| name | cpp-static-thread-safety |
| description | Enforce C++ static thread safety annotations and correct synchronization primitives. Use this skill when designing multi-threaded classes or editing guarded member fields.
|
C++ Static Thread Safety & Synchronization Guidelines
Filament leverages Clang's static thread safety analysis to verify lock holding requirements at compile-time. All multi-threaded classes must use explicit capability annotations to guarantee race-free state access.
1. Selecting the Correct Lock Primitive
- Filament Primitives (
utils::Mutex & utils::Condition) — MANDATORY:
- Rule: All engine, backend, and utility code under
filament/ must use utils::Mutex and utils::Condition exclusively.
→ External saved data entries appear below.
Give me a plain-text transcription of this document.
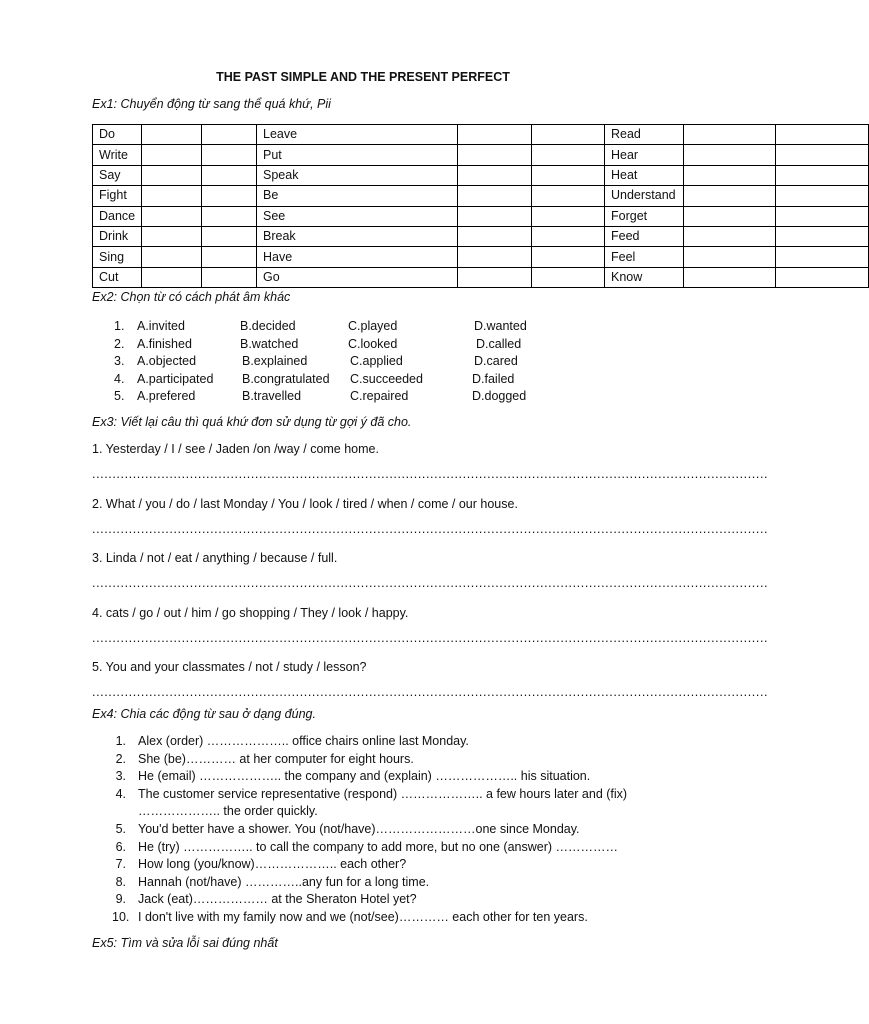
THE PAST SIMPLE AND THE PRESENT PERFECT
Ex1: Chuyển động từ sang thể quá khứ, Pii
Do			Leave			Read		
Write			Put			Hear		
Say			Speak			Heat		
Fight			Be			Understand		
Dance			See			Forget		
Drink			Break			Feed		
Sing			Have			Feel		
Cut			Go			Know		
Ex2: Chọn từ có cách phát âm khác
1. A.invited	B.decided	C.played	D.wanted
2. A.finished	B.watched	C.looked	D.called
3. A.objected	B.explained	C.applied	D.cared
4. A.participated B.congratulated C.succeeded	D.failed
5. A.prefered	B.travelled	C.repaired	D.dogged
Ex3: Viết lại câu thì quá khứ đơn sử dụng từ gợi ý đã cho.
1. Yesterday / I / see / Jaden /on /way / come home.
......................................................................................................................................................................
2. What / you / do / last Monday / You / look / tired / when / come / our house.
......................................................................................................................................................................
3. Linda / not / eat / anything / because / full.
......................................................................................................................................................................
4. cats / go / out / him / go shopping / They / look / happy.
......................................................................................................................................................................
5. You and your classmates / not / study / lesson?
......................................................................................................................................................................
Ex4: Chia các động từ sau ở dạng đúng.
1. Alex (order) ……………….. office chairs online last Monday.
2. She (be)………… at her computer for eight hours.
3. He (email) ……………….. the company and (explain) ……………….. his situation.
4. The customer service representative (respond) ……………….. a few hours later and (fix)
……………….. the order quickly.
5. You'd better have a shower. You (not/have)……………………one since Monday.
6. He (try) …………….. to call the company to add more, but no one (answer) ……………
7. How long (you/know)……………….. each other?
8. Hannah (not/have) …………..any fun for a long time.
9. Jack (eat)……………… at the Sheraton Hotel yet?
10. I don't live with my family now and we (not/see)………… each other for ten years.
Ex5: Tìm và sửa lỗi sai đúng nhất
Do not use std::mutex or std::condition_variable.
- Deadlock & Order Debugging:
utils::Mutex transparently integrates with Filament's compile-time lock debugging facility (FILAMENT_DEBUG_MUTEX / -u). When enabled, it maintains a global cycle dependency graph via BFS during lock() and try_lock(), immediately trapping lock-order inversions and self-deadlocks with exact CallStack traces. Any locks defined via std::mutex bypass this tracker entirely and remain invisible to deadlock diagnostics.
- Memory & Cache Hygiene: On Android and Linux (
linuxutil::Mutex), utils::Mutex is only 4 bytes (a single atomic futex word) versus 40 bytes for std::mutex. For structures allocated in large volumes or embedded in handles/fences, this 10x size reduction prevents struct bloat and maintains cache-line density.
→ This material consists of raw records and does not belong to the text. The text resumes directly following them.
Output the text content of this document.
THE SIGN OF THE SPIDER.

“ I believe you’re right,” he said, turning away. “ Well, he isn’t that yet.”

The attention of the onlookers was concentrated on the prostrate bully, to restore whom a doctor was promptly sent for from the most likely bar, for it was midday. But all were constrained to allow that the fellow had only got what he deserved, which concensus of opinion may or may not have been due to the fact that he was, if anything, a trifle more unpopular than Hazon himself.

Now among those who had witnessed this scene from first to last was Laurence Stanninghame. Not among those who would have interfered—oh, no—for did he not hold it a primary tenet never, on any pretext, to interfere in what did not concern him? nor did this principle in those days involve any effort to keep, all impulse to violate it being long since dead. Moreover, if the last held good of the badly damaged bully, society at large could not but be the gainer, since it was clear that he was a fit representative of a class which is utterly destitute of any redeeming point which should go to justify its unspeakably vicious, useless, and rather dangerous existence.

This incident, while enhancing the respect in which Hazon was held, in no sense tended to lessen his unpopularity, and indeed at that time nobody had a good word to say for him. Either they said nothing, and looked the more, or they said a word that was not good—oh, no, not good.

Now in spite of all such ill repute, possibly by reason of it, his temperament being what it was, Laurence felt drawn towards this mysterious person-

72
- Condition Variable Support:
utils::Condition (Condition::wait / wait_until) is explicitly templated (template <typename M>) to work seamlessly with UniqueLock<utils::Mutex> for producer-consumer queues and blocking wait loops.
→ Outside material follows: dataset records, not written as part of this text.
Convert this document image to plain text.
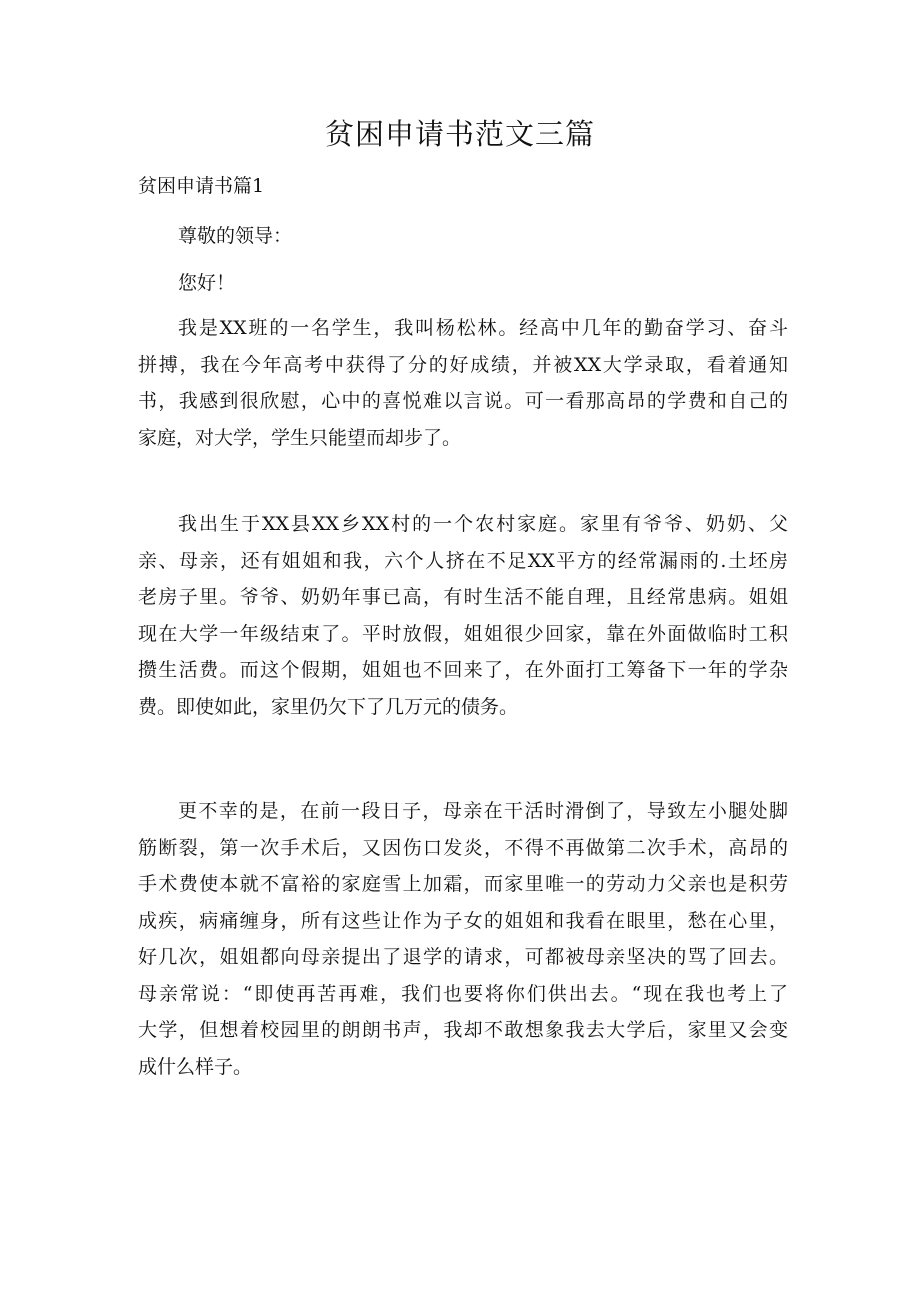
贫困申请书范文三篇
贫困申请书篇1
尊敬的领导：
您好！
我是XX班的一名学生，我叫杨松林。经高中几年的勤奋学习、奋斗
拼搏，我在今年高考中获得了分的好成绩，并被XX大学录取，看着通知
书，我感到很欣慰，心中的喜悦难以言说。可一看那高昂的学费和自己的
家庭，对大学，学生只能望而却步了。
我出生于XX县XX乡XX村的一个农村家庭。家里有爷爷、奶奶、父
亲、母亲，还有姐姐和我，六个人挤在不足XX平方的经常漏雨的.土坯房
老房子里。爷爷、奶奶年事已高，有时生活不能自理，且经常患病。姐姐
现在大学一年级结束了。平时放假，姐姐很少回家，靠在外面做临时工积
攒生活费。而这个假期，姐姐也不回来了，在外面打工筹备下一年的学杂
费。即使如此，家里仍欠下了几万元的债务。
更不幸的是，在前一段日子，母亲在干活时滑倒了，导致左小腿处脚
筋断裂，第一次手术后，又因伤口发炎，不得不再做第二次手术，高昂的
手术费使本就不富裕的家庭雪上加霜，而家里唯一的劳动力父亲也是积劳
成疾，病痛缠身，所有这些让作为子女的姐姐和我看在眼里，愁在心里，
好几次，姐姐都向母亲提出了退学的请求，可都被母亲坚决的骂了回去。
母亲常说：“即使再苦再难，我们也要将你们供出去。“现在我也考上了
大学，但想着校园里的朗朗书声，我却不敢想象我去大学后，家里又会变
成什么样子。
- Priority Inversion Reality: C++ standard
std::mutex (pthread_mutex_t) does not provide priority inheritance out of the box (PTHREAD_PRIO_NONE). Therefore, std::mutex offers zero priority inversion protection over utils::Mutex.
2. Lock Guard & RAII Lifetime Conventions
3. Resolving Clang's Lambda Closure Limitations
Clang evaluates C++ anonymous closures (lambdas) as separate context boundaries. Because lambdas lack capability attributes, standard condition variable waits passing local predicates (e.g., using std::ranges::all_of) will trigger false-positive thread safety errors.
To resolve this, use one of the following approved patterns:
Pattern A: Inner Lambda Bypass (Recommended)
Decorate only the CV wait predicate lambda operator with UTILS_NO_THREAD_SAFETY_ANALYSIS to ignore nested boundaries while preserving outer compile-time checks:
UniqueLock lock(mQueueLock);
mQueueCondition.wait(lock, [this]() UTILS_NO_THREAD_SAFETY_ANALYSIS {
return mExitRequested ||
(!std::ranges::all_of(mQueues, [](auto&& q) { return q.empty(); }));
});
Pattern B: Manual Loop Inlining
If the check is flat, completely inline the CV predicate as a standard while loop to bring the member variables directly into the parent function's locked scope:
UniqueLock lock(mLock);
while (mFreeSpace < requiredSize) {
mCondition.wait(lock);
}
4. Dynamic Threading & Preprocessor Safety
- Single-Threaded Parity: All thread safety annotations (
UTILS_GUARDED_BY) are conditionally compiled out on single-threaded configurations. To prevent compile crashes when FILAMENT_SINGLE_THREADED is defined, standard annotations are gated by UTILS_HAS_THREADING in compiler.h.